Non è infrequente, all’esordio della malattia, che i parenti, e non solo loro, ma anche il medico curante, ritengano che il malato sia depresso e che tutta la sintomatologia presentata sia la conseguenza della depressione del tono dell’umore. Può succedere quindi che un soggetto parkinsoniano venga trattato con farmaci antidepressivi per un periodo, a volte anche lungo, prima che venga posta la corretta diagnosi di malattia parkinsoniana. Quest’errore è reso possibile poiché alcuni sintomi sono comuni a tutte e due le condizioni; infatti, la mimica di un soggetto parkinsoniano ricorda quella del melanconico, così come il depresso presenta spesso una gestualità ridotta che ricorda l’acinesia del parkinsoniano. D’altra parte può verificarsi anche l’opposto e in altre parole che un soggetto depresso sia considerato parkinsoniano e come tale trattato. La diagnosi può non essere facile e richiede una notevole esperienza da parte dello specialista ed un’attenta osservazione del malato; talora l’unico elemento dirimente è la risposta alla terapia farmacologica: l’antidepressivo sarà efficace nel malato depresso, mentre la L-Dopa, farmaco principe nel trattamento della malattia di Parkinson, sarà efficace nel soggetto parkinsoniano, mentre non sarà possibile il contrario.

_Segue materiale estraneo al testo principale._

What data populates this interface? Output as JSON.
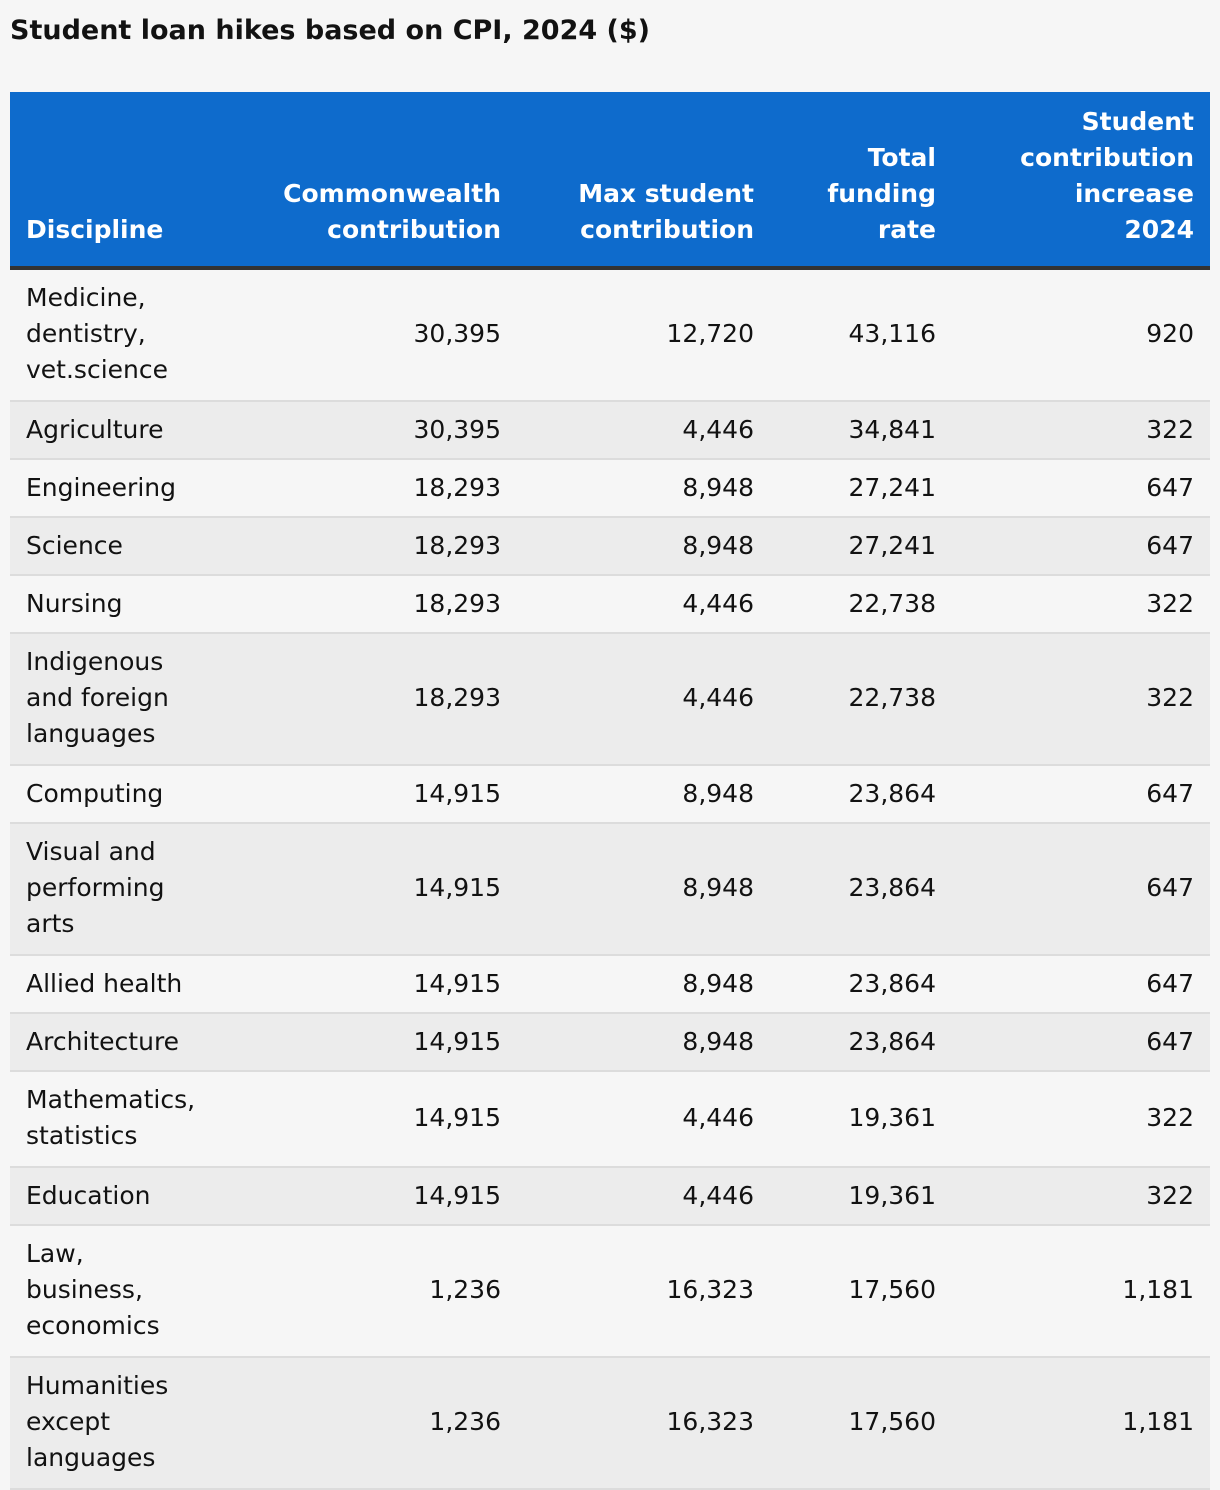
{
  "chart_data": {
    "type": "table",
    "title": "Student loan hikes based on CPI, 2024 ($)",
    "columns": [
      "Discipline",
      "Commonwealth contribution",
      "Max student contribution",
      "Total funding rate",
      "Student contribution increase 2024"
    ],
    "rows": [
      [
        "Medicine, dentistry, vet.science",
        "30,395",
        "12,720",
        "43,116",
        "920"
      ],
      [
        "Agriculture",
        "30,395",
        "4,446",
        "34,841",
        "322"
      ],
      [
        "Engineering",
        "18,293",
        "8,948",
        "27,241",
        "647"
      ],
      [
        "Science",
        "18,293",
        "8,948",
        "27,241",
        "647"
      ],
      [
        "Nursing",
        "18,293",
        "4,446",
        "22,738",
        "322"
      ],
      [
        "Indigenous and foreign languages",
        "18,293",
        "4,446",
        "22,738",
        "322"
      ],
      [
        "Computing",
        "14,915",
        "8,948",
        "23,864",
        "647"
      ],
      [
        "Visual and performing arts",
        "14,915",
        "8,948",
        "23,864",
        "647"
      ],
      [
        "Allied health",
        "14,915",
        "8,948",
        "23,864",
        "647"
      ],
      [
        "Architecture",
        "14,915",
        "8,948",
        "23,864",
        "647"
      ],
      [
        "Mathematics, statistics",
        "14,915",
        "4,446",
        "19,361",
        "322"
      ],
      [
        "Education",
        "14,915",
        "4,446",
        "19,361",
        "322"
      ],
      [
        "Law, business, economics",
        "1,236",
        "16,323",
        "17,560",
        "1,181"
      ],
      [
        "Humanities except languages",
        "1,236",
        "16,323",
        "17,560",
        "1,181"
      ]
    ],
    "header_color": "#0e6bcc"
  }
}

La depressione, o meglio la distimia come oggi si suole definire il disturbo dell’umore del malato parkinsoniano , è alquanto frequente, si calcola che all’incirca un terzo dei malati abbiano una flessione del tono umorale. Questa depressione in alcuni casi è d’ordine reattivo, è cioè la conseguenza della conoscenza del proprio stato di malattia e delle sensazioni somatiche indotte dal processo morboso: il malato si rende conto che ha delle difficoltà motorie che gli impediscono un’attività normale, che ha una condizione di malattia cronica che lo porterà ad avere una disabilità, avverte che qualcosa è mutato nel suo organismo, e tutto ciò ha un effetto depressogeno. In questa situazione è sufficiente il miglioramento delle condizioni cliniche, ottenuto con un adeguamento del trattamento farmacologico, perché il tono dell’umore migliori anch’esso.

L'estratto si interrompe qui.